如果照火真是一个甘愿被摆弄的人偶或者真是个玩物般的娃娃,她的喜爱可能就没这麽强烈了。太容易得到的东西,人就是会失去兴趣,人兴趣最旺盛丶最渴望的时候,就是将要得到之前,或者不能得到的时候。
祈霜心拿出了剑形耳饰,这可衬男孩眉眼英气。少女逆着晨光,眼眸亮起祈盼,白裙被春风拂动。
她的肌肤也变得愈发莹透,像浸了春晖的暖玉,褪去了往日几分清冽的霜气,泛着一层薄如蝉翼的柔光。
「照火...戴戴这个吧。」
如果拒绝她,说不定少女就会像琉璃般碎掉了。
「你弄吧。」
照火顺从了。
少女柔唇轻抿。
小手轻拿捏起男孩的冷丽耳珠。
将剑形耳饰通过耳夹全妥当的挂了上去。
祈霜心身着白裙逆着晨光,像春雪轻点梅枝般,满意地点了点头。
今天晨光春风里的照火像个女孩,有种无分性别的绮丽,少女会想,男孩要是长大了,这种绮丽说不定就会消失,他毕竟是男孩,只是年纪小,没有与异性进行显着的成长分化。等他长大了,也许就不会听从她的想法,再任由她打扮了,所以...在男孩长大之前,一定要...多丶多试试呢。
少女看着性别模糊的照火,她自叹发现了一件事情...师傅从来没收过男弟子。
祈霜心还有许多想仰仗师傅的事情,在照火那番话语的强行开导下,她逐渐放下了对师傅背叛的担忧。
就算是被师傅与兄长共同背叛了,她也要问问是她哪里做得不对,是照火给了她直面的勇气,如果没有他的话...祈霜心一定认为自己会找个无人知晓的地方悄悄躲起来,直到很久很久之后。

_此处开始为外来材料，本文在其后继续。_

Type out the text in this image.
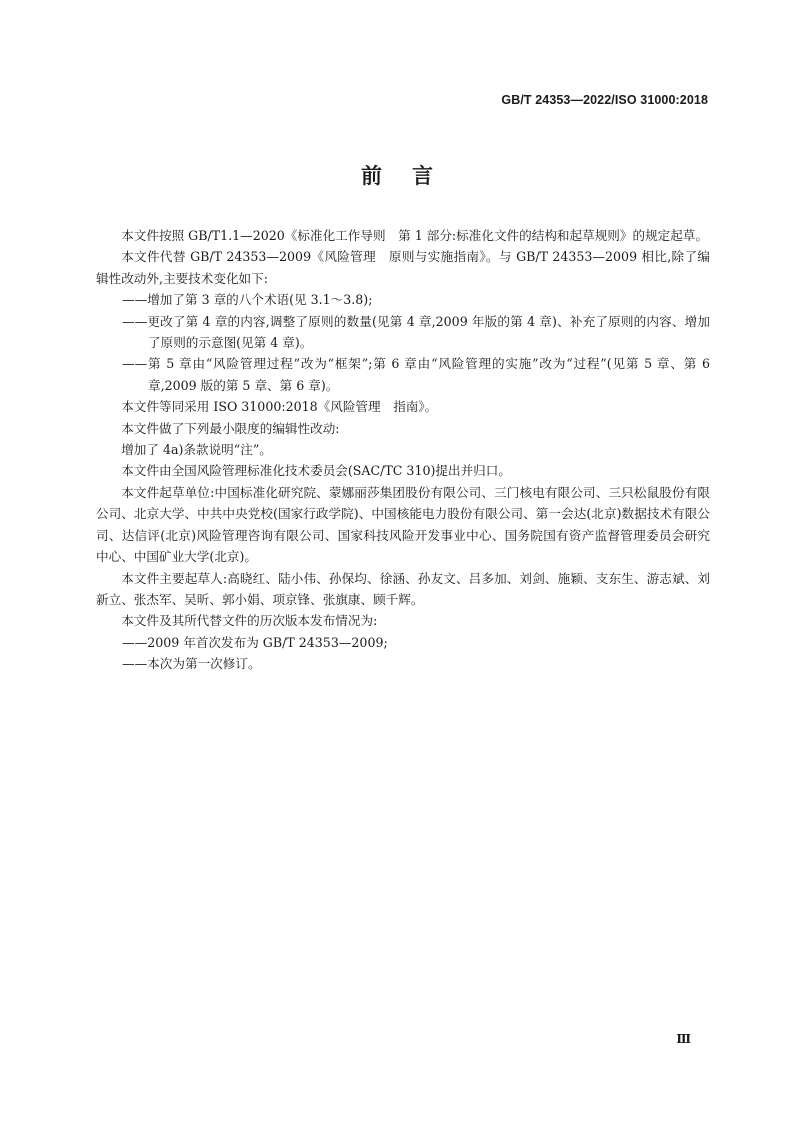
GB/T 24353—2022/ISO 31000:2018
前言

本文件按照 GB/T1.1—2020《标准化工作导则　第 1 部分:标准化文件的结构和起草规则》的规定起草。

本文件代替 GB/T 24353—2009《风险管理　原则与实施指南》。与 GB/T 24353—2009 相比,除了编辑性改动外,主要技术变化如下:

——增加了第 3 章的八个术语(见 3.1～3.8);
——更改了第 4 章的内容,调整了原则的数量(见第 4 章,2009 年版的第 4 章)、补充了原则的内容、增加了原则的示意图(见第 4 章)。
——第 5 章由“风险管理过程”改为“框架”;第 6 章由“风险管理的实施”改为“过程”(见第 5 章、第 6 章,2009 版的第 5 章、第 6 章)。

本文件等同采用 ISO 31000:2018《风险管理　指南》。

本文件做了下列最小限度的编辑性改动:

增加了 4a)条款说明“注”。

本文件由全国风险管理标准化技术委员会(SAC/TC 310)提出并归口。

本文件起草单位:中国标准化研究院、蒙娜丽莎集团股份有限公司、三门核电有限公司、三只松鼠股份有限公司、北京大学、中共中央党校(国家行政学院)、中国核能电力股份有限公司、第一会达(北京)数据技术有限公司、达信评(北京)风险管理咨询有限公司、国家科技风险开发事业中心、国务院国有资产监督管理委员会研究中心、中国矿业大学(北京)。

本文件主要起草人:高晓红、陆小伟、孙保均、徐涵、孙友文、吕多加、刘剑、施颖、支东生、游志斌、刘新立、张杰军、吴昕、郭小娟、项京锋、张旗康、顾千辉。

本文件及其所代替文件的历次版本发布情况为:

——2009 年首次发布为 GB/T 24353—2009;
——本次为第一次修订。
Ⅲ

现在的话,她相信,只要有照火在我身边...我...我可以的!
将照火打扮得漂漂亮亮,师傅也一定会喜欢他的,师傅一定能帮照火实现修行的愿望,少女还有许多想仰仗师傅的事情。
她相信师傅一定会有提升灵识能力的办法。
祈霜心感受到了肩膀上责任的沉甸甸,于公于私,她都要将照火打扮得漂漂亮亮,让师傅最起码不会讨厌照火,师傅才有可能收下男孩当作...弟子。
少女的柔唇将要浅笑。
这样的话,照火即便与我并不存在真正的血缘,也能是师姐...与师弟了呢。
她轻轻捏住晃动的银饰,还有那冷丽的小巧耳珠,嗅着被和煦晨光,有初晨太阳般味道的稚子之香。
少女浅浅地笑了。
不过。
她笑得太早了。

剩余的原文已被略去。